1 Introduction
We expect that the Swarm cluster will have many competing priorities for its use. This policy document is written in the hope of minimizing conflicts. Many of the policies will be automatic and enforced by software. We hope this will minimize the load on people. Requests should be sent to system@cs.umass.edu
2 Accounts
• Each researcher laboratory will be a group and will be assigned a Group ID (GID). Resources will be allocated according to groups.
• New users/groups will be added per user request -(contact system@cs.umass.edu). The request should come from the faculty member, or be OKed by a faculty member.
• The procedure for non-CS individuals (who are part of the research laboratories of senior researchers on the grant) may be more complicated and we will try to figure this out as we proceed.
• Home Directories: Each user will have 10GB enforced by quotas for home directories which will be backed up. Users are encouraged to store code/non-data files in home directories.
3 Jobs
Jobs will be run in batch mode using partitions (queues). There are 2 partitions:
• defq - Short Jobs: Each job (process on a core) is allowed to run for 12 hours. Jobs that run more than 12 hours will be automatically killed. Note that a user can submit many jobs - each of up to 12 hours duration. Thus by subdividing their work users can run many jobs.

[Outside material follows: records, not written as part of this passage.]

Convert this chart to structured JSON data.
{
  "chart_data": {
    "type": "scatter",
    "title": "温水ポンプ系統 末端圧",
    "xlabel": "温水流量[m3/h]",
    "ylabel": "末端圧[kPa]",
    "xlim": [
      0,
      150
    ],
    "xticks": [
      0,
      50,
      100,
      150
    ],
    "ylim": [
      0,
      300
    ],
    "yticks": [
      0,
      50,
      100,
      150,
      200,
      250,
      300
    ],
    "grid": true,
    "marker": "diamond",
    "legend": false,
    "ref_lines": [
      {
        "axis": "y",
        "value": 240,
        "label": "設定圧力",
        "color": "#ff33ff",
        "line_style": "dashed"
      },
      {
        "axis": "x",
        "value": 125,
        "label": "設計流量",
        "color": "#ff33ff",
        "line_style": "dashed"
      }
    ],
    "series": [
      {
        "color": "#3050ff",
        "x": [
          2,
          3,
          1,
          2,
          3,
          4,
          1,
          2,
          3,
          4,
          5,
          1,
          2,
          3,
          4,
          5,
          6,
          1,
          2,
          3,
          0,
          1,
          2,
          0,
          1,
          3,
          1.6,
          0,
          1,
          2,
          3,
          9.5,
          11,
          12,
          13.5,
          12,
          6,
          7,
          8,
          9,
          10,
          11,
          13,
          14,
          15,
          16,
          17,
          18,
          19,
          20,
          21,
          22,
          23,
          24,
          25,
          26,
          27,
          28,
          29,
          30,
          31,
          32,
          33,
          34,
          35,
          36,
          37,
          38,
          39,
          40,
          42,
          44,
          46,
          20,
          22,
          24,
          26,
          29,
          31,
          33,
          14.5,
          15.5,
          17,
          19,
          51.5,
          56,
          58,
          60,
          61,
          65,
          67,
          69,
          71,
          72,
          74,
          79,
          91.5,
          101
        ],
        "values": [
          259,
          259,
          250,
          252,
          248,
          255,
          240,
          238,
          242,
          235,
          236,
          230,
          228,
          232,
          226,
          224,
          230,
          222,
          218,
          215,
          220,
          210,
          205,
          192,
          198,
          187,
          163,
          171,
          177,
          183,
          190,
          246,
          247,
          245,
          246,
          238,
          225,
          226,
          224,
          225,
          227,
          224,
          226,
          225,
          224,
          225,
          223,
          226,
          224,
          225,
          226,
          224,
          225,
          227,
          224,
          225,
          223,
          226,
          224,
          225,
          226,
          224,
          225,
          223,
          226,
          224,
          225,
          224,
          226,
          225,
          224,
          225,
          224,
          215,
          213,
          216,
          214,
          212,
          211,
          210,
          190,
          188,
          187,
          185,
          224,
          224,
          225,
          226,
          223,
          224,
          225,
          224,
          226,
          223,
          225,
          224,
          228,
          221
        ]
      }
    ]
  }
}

• longq - Long Jobs: Long jobs are limited to 21 days.
4 Priorities
The order in which submitted jobs are assigned to nodes is based on a fairshare priority system. Each faculty member group will be allocated a fairshare value - ie a portion of cluster cpu time. Each user within that group is allocated a subset fairshare value. The fair-share factor serves to prioritize queued jobs such that those jobs charging accounts that are under-serviced are scheduled first, while jobs charging accounts that are over-serviced are scheduled when the machine would otherwise go idle
5 Disk Space
Each research group will be allocated a quota (usually 2Tb) on the work1 disk. While this space will not be backed up often it will not be overwritten. Temporary scratch space of the order of 50Tb is also available in /mnt/nfs/scratch1. This space will be overwritten periodically.
Backup: We recommend users backup their work both in the temporary scratch space as well as any other data they need. Since transfers between LGRC and the CS building are limited to 1Gbps for all clusters, we ask that large transfers are done by taking a USB disk to the cluster site in LGRC (please arrange with system@cs.umass.edu in advance).